Paulo 26/08/2023
Espécie de romance de investigação, o ponto inicial e principal é o assassinato do deputado João Carlos Satti em Porto Alegre nos anos oitenta, baseado num caso real ocorrido na mesma década, com apenas alguns poucos anos de diferença. Mas o foco da narrativa não é inteiramente o caso ou a investigação.
Cecília, a protagonista, constrói vagarosamente a trama a partir desse núcleo familiar de classe média alta que entra numa turbulência interminável e irreparável por conta da suspeita desse assassinato que acusa o pai da família. A falta de pressa, de ênfase e de foco de Cecília em investigar, nos apresentar ou descobrir o caso não é só para manter esse mistério instigante ou para ir construindo a investigação com o leitor, até porque a narradora já sabe, mas é porque é, sobretudo, um romance narrativo que quer contar histórias, mais do que apenas um subgênero policial. Sem nenhuma pressa Carol Bensimon vai e volta no tempo em vários períodos de várias vidas, é uma ficção que parece muito autobiografia, não do gênero autoficcional, uma mistura de, como diz a sinopse na contracapa, coming of age com romance policial, mas também com boa dose de romance de estrada (gênero de outro título anterior da autora, Todos Nós Adorávamos Cowboys, um road novel total, mais devagar).
Bensimon aprofunda muito bem os personagens, tanto que, assim como vai sempre construindo novas informações e revelações para o caso Satti, nos deixando até em dúvida mesmo quando o fato está evidente, também sempre traz revelações dos personagens, não necessariamente comprometedoras, mas psicológicas, de personalidade, do seu âmago, e ela faz isso de forma mais intensa, quase que com um carinho especial, com um personagem específico muito próximo de Cecília, a narradora conta, nessa vagarosa linha do tempo que vai e volta bem construída, as autodescobertas desse personagem que vai conhecendo a si mesmo, é um ponto do livro tão interessante quanto a investigação do crime.
A escrita de Bensimon tem uma qualidade criativa que não é profundamente lírica, aqui há ocasionalmente o humor um pouco ácido que me lembro de "Todos Nós Adorávamos Cowboys" (onde ela tira sarro dos conspiracionistas do ET Bilu e Projeto Portal), apenas alguns diálogos de Diorama me pareceram pouco criativos, banais, superficiais, num deles, na resolução fácil de um problema, Cecília também me pareceu muito egoísta e isso não foi enxergado/problematizado assim pela narração, que, como uma literatura decente e madura, mostra os defeitos e "falhas de caráter" de qualquer personagem, incluindo o protagonista.
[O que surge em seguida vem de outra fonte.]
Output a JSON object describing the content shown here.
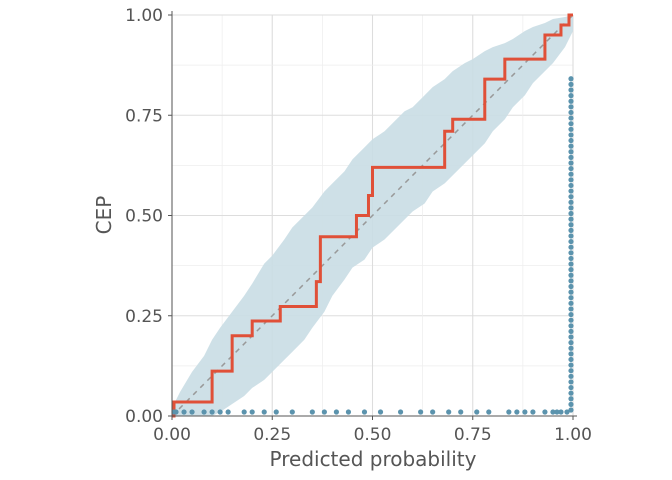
{
  "chart_data": {
    "type": "line",
    "title": "",
    "xlabel": "Predicted probability",
    "ylabel": "CEP",
    "xlim": [
      0,
      1
    ],
    "ylim": [
      0,
      1
    ],
    "x_ticks": [
      "0.00",
      "0.25",
      "0.50",
      "0.75",
      "1.00"
    ],
    "y_ticks": [
      "0.00",
      "0.25",
      "0.50",
      "0.75",
      "1.00"
    ],
    "grid": true,
    "legend": "none",
    "colors": {
      "cep": "#e05038",
      "band": "#c9dde4",
      "points": "#5b93ad",
      "diagonal": "#999999",
      "grid": "#e6e6e6"
    },
    "reference_line": {
      "from": [
        0,
        0
      ],
      "to": [
        1,
        1
      ],
      "style": "dashed"
    },
    "cep_step": {
      "x": [
        0,
        0.005,
        0.005,
        0.1,
        0.1,
        0.15,
        0.15,
        0.2,
        0.2,
        0.27,
        0.27,
        0.36,
        0.36,
        0.37,
        0.37,
        0.46,
        0.46,
        0.49,
        0.49,
        0.5,
        0.5,
        0.68,
        0.68,
        0.7,
        0.7,
        0.78,
        0.78,
        0.83,
        0.83,
        0.93,
        0.93,
        0.97,
        0.97,
        0.99,
        0.99,
        1.0
      ],
      "y": [
        0,
        0,
        0.035,
        0.035,
        0.112,
        0.112,
        0.2,
        0.2,
        0.237,
        0.237,
        0.273,
        0.273,
        0.335,
        0.335,
        0.447,
        0.447,
        0.5,
        0.5,
        0.55,
        0.55,
        0.62,
        0.62,
        0.71,
        0.71,
        0.74,
        0.74,
        0.84,
        0.84,
        0.89,
        0.89,
        0.95,
        0.95,
        0.975,
        0.975,
        1.0,
        1.0
      ]
    },
    "band": {
      "x": [
        0,
        0.02,
        0.05,
        0.08,
        0.1,
        0.12,
        0.15,
        0.18,
        0.2,
        0.23,
        0.25,
        0.28,
        0.3,
        0.33,
        0.35,
        0.38,
        0.4,
        0.43,
        0.45,
        0.48,
        0.5,
        0.53,
        0.55,
        0.58,
        0.6,
        0.63,
        0.65,
        0.68,
        0.7,
        0.73,
        0.75,
        0.78,
        0.8,
        0.83,
        0.85,
        0.88,
        0.9,
        0.93,
        0.95,
        0.98,
        1.0
      ],
      "upper": [
        0.02,
        0.06,
        0.11,
        0.15,
        0.19,
        0.22,
        0.26,
        0.3,
        0.33,
        0.38,
        0.4,
        0.44,
        0.47,
        0.5,
        0.52,
        0.56,
        0.58,
        0.61,
        0.64,
        0.67,
        0.69,
        0.71,
        0.73,
        0.76,
        0.77,
        0.8,
        0.82,
        0.84,
        0.86,
        0.88,
        0.89,
        0.91,
        0.92,
        0.93,
        0.94,
        0.96,
        0.97,
        0.98,
        0.99,
        0.995,
        1.0
      ],
      "lower": [
        0.0,
        0.0,
        0.0,
        0.0,
        0.0,
        0.01,
        0.03,
        0.05,
        0.07,
        0.09,
        0.11,
        0.14,
        0.16,
        0.19,
        0.22,
        0.26,
        0.3,
        0.34,
        0.37,
        0.39,
        0.42,
        0.44,
        0.46,
        0.49,
        0.51,
        0.53,
        0.56,
        0.58,
        0.6,
        0.63,
        0.65,
        0.68,
        0.71,
        0.74,
        0.77,
        0.8,
        0.83,
        0.86,
        0.88,
        0.92,
        0.96
      ]
    },
    "observed": {
      "zero_x": [
        0.005,
        0.01,
        0.03,
        0.05,
        0.08,
        0.1,
        0.12,
        0.14,
        0.18,
        0.2,
        0.23,
        0.26,
        0.3,
        0.35,
        0.38,
        0.41,
        0.44,
        0.48,
        0.52,
        0.57,
        0.62,
        0.65,
        0.69,
        0.72,
        0.76,
        0.79,
        0.84,
        0.86,
        0.88,
        0.9,
        0.93,
        0.95,
        0.96,
        0.97,
        0.985
      ],
      "stack_x": 0.995,
      "stack_count": 60,
      "stack_step": 0.014
    }
  }
}
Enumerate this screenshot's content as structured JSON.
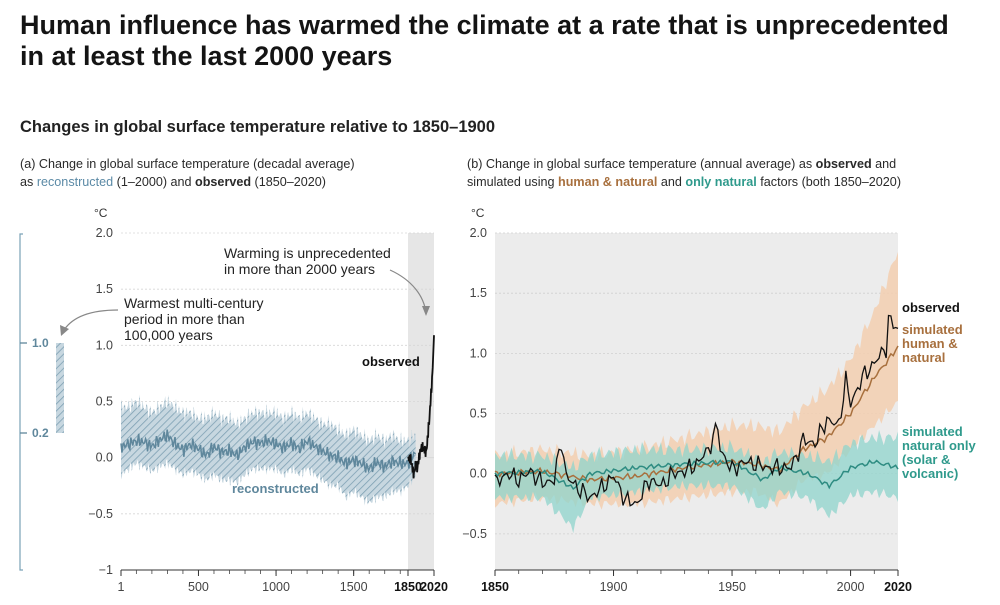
{
  "title": "Human influence has warmed the climate at a rate that is unprecedented in at least the last 2000 years",
  "subtitle": "Changes in global surface temperature relative to 1850–1900",
  "panel_a": {
    "caption_line1": "(a) Change in global surface temperature (decadal average)",
    "caption_as": "as ",
    "caption_reconstructed": "reconstructed",
    "caption_mid": " (1–2000) and ",
    "caption_observed": "observed",
    "caption_end": " (1850–2020)",
    "unit": "°C",
    "annotation_unprecedented_1": "Warming is unprecedented",
    "annotation_unprecedented_2": "in more than 2000 years",
    "annotation_warmest_1": "Warmest multi-century",
    "annotation_warmest_2": "period in more than",
    "annotation_warmest_3": "100,000 years",
    "label_observed": "observed",
    "label_reconstructed": "reconstructed",
    "inset_top": "1.0",
    "inset_bottom": "0.2"
  },
  "panel_b": {
    "caption_line1_pre": "(b) Change in global surface temperature (annual average) as ",
    "caption_observed": "observed",
    "caption_line1_post": " and",
    "caption_line2_pre": "simulated using ",
    "caption_human": "human & natural",
    "caption_and": " and ",
    "caption_natural": "only natural",
    "caption_line2_post": " factors (both 1850–2020)",
    "unit": "°C",
    "label_observed": "observed",
    "label_human_1": "simulated",
    "label_human_2": "human &",
    "label_human_3": "natural",
    "label_natural_1": "simulated",
    "label_natural_2": "natural only",
    "label_natural_3": "(solar &",
    "label_natural_4": "volcanic)"
  },
  "colors": {
    "reconstructed": "#5f879c",
    "reconstructed_band": "#a9c2cf",
    "observed": "#111111",
    "human_natural": "#a8703e",
    "human_band": "#f3cfb0",
    "natural": "#2e8c82",
    "natural_band": "#8fd4cc",
    "shade": "#e6e6e6"
  },
  "chart_data": [
    {
      "type": "line",
      "panel": "a",
      "xlim": [
        1,
        2020
      ],
      "ylim": [
        -1,
        2
      ],
      "yticks": [
        "−1",
        "−0.5",
        "0.0",
        "0.5",
        "1.0",
        "1.5",
        "2.0"
      ],
      "xticks": [
        "1",
        "500",
        "1000",
        "1500",
        "1850",
        "2020"
      ],
      "xtick_values": [
        1,
        500,
        1000,
        1500,
        1850,
        2020
      ],
      "shaded_period": [
        1850,
        2020
      ],
      "inset_range": [
        0.2,
        1.0
      ],
      "series": [
        {
          "name": "reconstructed",
          "x": [
            1,
            50,
            100,
            150,
            200,
            250,
            300,
            350,
            400,
            450,
            500,
            550,
            600,
            650,
            700,
            750,
            800,
            850,
            900,
            950,
            1000,
            1050,
            1100,
            1150,
            1200,
            1250,
            1300,
            1350,
            1400,
            1450,
            1500,
            1550,
            1600,
            1650,
            1700,
            1750,
            1800,
            1850,
            1900
          ],
          "values": [
            0.1,
            0.12,
            0.15,
            0.14,
            0.1,
            0.16,
            0.2,
            0.12,
            0.07,
            0.12,
            0.08,
            0.02,
            0.1,
            0.05,
            0.06,
            0.02,
            0.1,
            0.14,
            0.13,
            0.15,
            0.12,
            0.09,
            0.13,
            0.08,
            0.15,
            0.1,
            0.06,
            0.02,
            0.0,
            -0.05,
            -0.02,
            -0.05,
            -0.1,
            -0.04,
            -0.08,
            -0.03,
            -0.05,
            -0.05,
            0.05
          ],
          "upper": [
            0.45,
            0.45,
            0.5,
            0.45,
            0.4,
            0.45,
            0.5,
            0.45,
            0.4,
            0.4,
            0.35,
            0.35,
            0.4,
            0.35,
            0.35,
            0.3,
            0.35,
            0.4,
            0.4,
            0.4,
            0.4,
            0.35,
            0.4,
            0.35,
            0.4,
            0.35,
            0.3,
            0.3,
            0.25,
            0.2,
            0.25,
            0.2,
            0.15,
            0.2,
            0.15,
            0.2,
            0.15,
            0.15,
            0.2
          ],
          "lower": [
            -0.15,
            -0.1,
            -0.05,
            -0.08,
            -0.12,
            -0.08,
            -0.05,
            -0.1,
            -0.15,
            -0.12,
            -0.15,
            -0.2,
            -0.15,
            -0.2,
            -0.2,
            -0.22,
            -0.15,
            -0.1,
            -0.1,
            -0.1,
            -0.1,
            -0.15,
            -0.1,
            -0.15,
            -0.1,
            -0.15,
            -0.2,
            -0.25,
            -0.25,
            -0.35,
            -0.3,
            -0.35,
            -0.4,
            -0.35,
            -0.35,
            -0.3,
            -0.3,
            -0.25,
            -0.15
          ]
        },
        {
          "name": "observed",
          "x": [
            1850,
            1860,
            1870,
            1880,
            1890,
            1900,
            1910,
            1920,
            1930,
            1940,
            1950,
            1960,
            1970,
            1980,
            1990,
            2000,
            2010,
            2020
          ],
          "values": [
            -0.02,
            0.0,
            -0.03,
            -0.1,
            -0.15,
            -0.05,
            -0.1,
            -0.02,
            0.05,
            0.1,
            0.08,
            0.07,
            0.05,
            0.2,
            0.35,
            0.55,
            0.75,
            1.09
          ]
        }
      ]
    },
    {
      "type": "line",
      "panel": "b",
      "xlim": [
        1850,
        2020
      ],
      "ylim": [
        -0.8,
        2.0
      ],
      "yticks": [
        "−0.5",
        "0.0",
        "0.5",
        "1.0",
        "1.5",
        "2.0"
      ],
      "xticks": [
        "1850",
        "1900",
        "1950",
        "2000",
        "2020"
      ],
      "xtick_values": [
        1850,
        1900,
        1950,
        2000,
        2020
      ],
      "series": [
        {
          "name": "observed",
          "x": [
            1850,
            1855,
            1860,
            1865,
            1870,
            1875,
            1878,
            1880,
            1885,
            1890,
            1895,
            1900,
            1905,
            1910,
            1915,
            1920,
            1925,
            1930,
            1935,
            1940,
            1944,
            1945,
            1950,
            1955,
            1960,
            1965,
            1970,
            1975,
            1980,
            1985,
            1990,
            1995,
            1998,
            2000,
            2005,
            2010,
            2015,
            2016,
            2020
          ],
          "values": [
            -0.08,
            0.0,
            -0.05,
            0.02,
            -0.08,
            -0.05,
            0.28,
            -0.02,
            -0.12,
            -0.2,
            -0.12,
            -0.02,
            -0.22,
            -0.25,
            -0.05,
            -0.1,
            0.0,
            0.02,
            0.08,
            0.2,
            0.4,
            0.2,
            0.03,
            0.1,
            0.08,
            0.05,
            0.05,
            0.05,
            0.28,
            0.25,
            0.45,
            0.4,
            0.78,
            0.58,
            0.8,
            0.92,
            1.05,
            1.28,
            1.2
          ]
        },
        {
          "name": "simulated human & natural",
          "x": [
            1850,
            1870,
            1890,
            1910,
            1930,
            1950,
            1960,
            1970,
            1980,
            1990,
            2000,
            2010,
            2020
          ],
          "values": [
            0.0,
            0.02,
            -0.05,
            -0.02,
            0.05,
            0.1,
            0.08,
            0.03,
            0.2,
            0.3,
            0.5,
            0.8,
            1.05
          ],
          "upper": [
            0.15,
            0.2,
            0.15,
            0.2,
            0.3,
            0.4,
            0.4,
            0.35,
            0.55,
            0.7,
            0.95,
            1.35,
            1.85
          ],
          "lower": [
            -0.25,
            -0.2,
            -0.25,
            -0.25,
            -0.2,
            -0.15,
            -0.15,
            -0.25,
            -0.05,
            0.0,
            0.2,
            0.4,
            0.6
          ]
        },
        {
          "name": "simulated natural only (solar & volcanic)",
          "x": [
            1850,
            1870,
            1883,
            1890,
            1910,
            1930,
            1950,
            1963,
            1970,
            1982,
            1991,
            2000,
            2010,
            2020
          ],
          "values": [
            0.0,
            0.02,
            -0.12,
            0.0,
            0.05,
            0.08,
            0.1,
            -0.05,
            0.05,
            0.0,
            -0.1,
            0.05,
            0.1,
            0.05
          ],
          "upper": [
            0.15,
            0.15,
            0.05,
            0.15,
            0.2,
            0.2,
            0.22,
            0.1,
            0.18,
            0.15,
            0.1,
            0.25,
            0.3,
            0.3
          ],
          "lower": [
            -0.2,
            -0.2,
            -0.45,
            -0.2,
            -0.15,
            -0.1,
            -0.1,
            -0.3,
            -0.15,
            -0.2,
            -0.35,
            -0.18,
            -0.15,
            -0.2
          ]
        }
      ]
    }
  ]
}
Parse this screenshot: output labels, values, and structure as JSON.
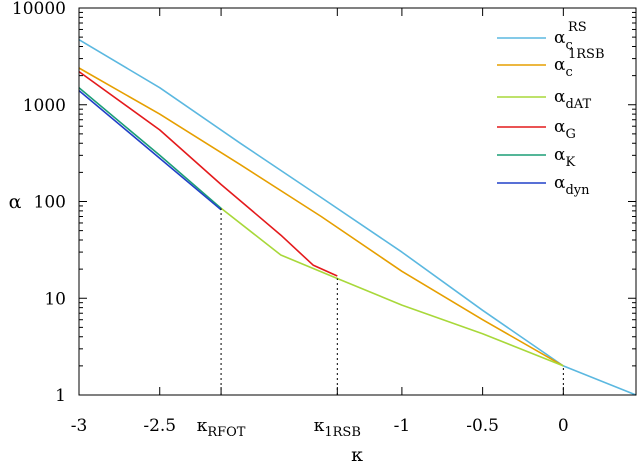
{
  "chart_data": {
    "type": "line",
    "xlabel": "κ",
    "ylabel": "α",
    "xlim": [
      -3,
      0.45
    ],
    "ylim": [
      1,
      10000
    ],
    "yscale": "log",
    "grid": false,
    "legend_position": "top-right",
    "x_ticks": [
      {
        "value": -3,
        "label": "-3"
      },
      {
        "value": -2.5,
        "label": "-2.5"
      },
      {
        "value": -2.12,
        "label": "κ",
        "sub": "RFOT"
      },
      {
        "value": -1.4,
        "label": "κ",
        "sub": "1RSB"
      },
      {
        "value": -1,
        "label": "-1"
      },
      {
        "value": -0.5,
        "label": "-0.5"
      },
      {
        "value": 0,
        "label": "0"
      }
    ],
    "y_ticks": [
      {
        "value": 1,
        "label": "1"
      },
      {
        "value": 10,
        "label": "10"
      },
      {
        "value": 100,
        "label": "100"
      },
      {
        "value": 1000,
        "label": "1000"
      },
      {
        "value": 10000,
        "label": "10000"
      }
    ],
    "vlines": [
      {
        "x": -2.12,
        "y_top": 85
      },
      {
        "x": -1.4,
        "y_top": 16
      },
      {
        "x": 0,
        "y_top": 2
      }
    ],
    "series": [
      {
        "name": "α",
        "sub": "c",
        "sup": "RS",
        "color": "#5bb8e0",
        "x": [
          -3,
          -2.5,
          -2,
          -1.5,
          -1,
          -0.5,
          0,
          0.45
        ],
        "y": [
          4700,
          1500,
          400,
          110,
          30,
          7.5,
          2,
          1
        ]
      },
      {
        "name": "α",
        "sub": "c",
        "sup": "1RSB",
        "color": "#e69f00",
        "x": [
          -3,
          -2.5,
          -2,
          -1.5,
          -1,
          -0.5,
          0
        ],
        "y": [
          2400,
          800,
          240,
          70,
          19,
          6,
          2
        ]
      },
      {
        "name": "α",
        "sub": "dAT",
        "sup": "",
        "color": "#a8d83a",
        "x": [
          -2.12,
          -1.75,
          -1.4,
          -1,
          -0.5,
          0
        ],
        "y": [
          85,
          28,
          16,
          8.5,
          4.3,
          2
        ]
      },
      {
        "name": "α",
        "sub": "G",
        "sup": "",
        "color": "#e41a1c",
        "x": [
          -3,
          -2.5,
          -2.12,
          -1.75,
          -1.55,
          -1.4
        ],
        "y": [
          2200,
          550,
          150,
          45,
          22,
          17
        ]
      },
      {
        "name": "α",
        "sub": "K",
        "sup": "",
        "color": "#1b9e77",
        "x": [
          -3,
          -2.5,
          -2.12
        ],
        "y": [
          1500,
          300,
          85
        ]
      },
      {
        "name": "α",
        "sub": "dyn",
        "sup": "",
        "color": "#2140c8",
        "x": [
          -3,
          -2.5,
          -2.12
        ],
        "y": [
          1400,
          280,
          82
        ]
      }
    ]
  }
}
Além disso, sendo eu talvez desnecessariamente detalhista, tive a impressão bastante forte de que, de repente, já tarde na segunda metade do livro uma parte breve da escrita me pareceu apenas um texto literário parcamente descritivo de uma narração pobre, "isso foi assim, aconteceu isso, virou e disse".
O final, bem no final, as positivas escolhas de eventos e resoluções soaram quase forçadas, quase, embora seja uma escolha do autor e essas escolhas façam parte do seu âmago, essas resoluções aqui, e realmente não são muitas nem em tom exagerado, pareceram fácil demais (e, claro, comerciais) considerando todo o tom do livro e o psicológico dos personagens e os redemoinhos repetitivos em que eles viveram toda a vida, mas, bem no fim mesmo, não acaba fácil, resoluto, óbvio nem tão reparador, é mais ou menos como se o fim se equilibrasse desse escorregão quase tosco que ele deu brevemente por querer dar um pouco de reparação aos personagens. Esse incômodo pode ser também porque, como dizemos entre os colegas na livraria onde trabalho, a gente só lê/gosta de coisa pesada, "não sei o que indicar quando pedem algo leve".
Por fim, algo curioso é que Carol Bensimon, uma mulher lésbica, ou pelo menos não heterossexual, não prioriza criar personagens LGBTQIA+ nem tê-los como foco da narrativa, curioso porque é natural que queiramos escrever "sobre isso", mas isso não quer dizer que ela não aborda o "assunto" de forma bastante pungente, pelo contrário, entre outras coisas, ela tenta ilustrar como era um pouco dessas vidas na década de 80, que além do abismo de informações e conquistas entre lá e hoje, foi a década da AIDS, que além do próprio mal que causou, piorou os preconceitos e desinformações contra as sexualidades.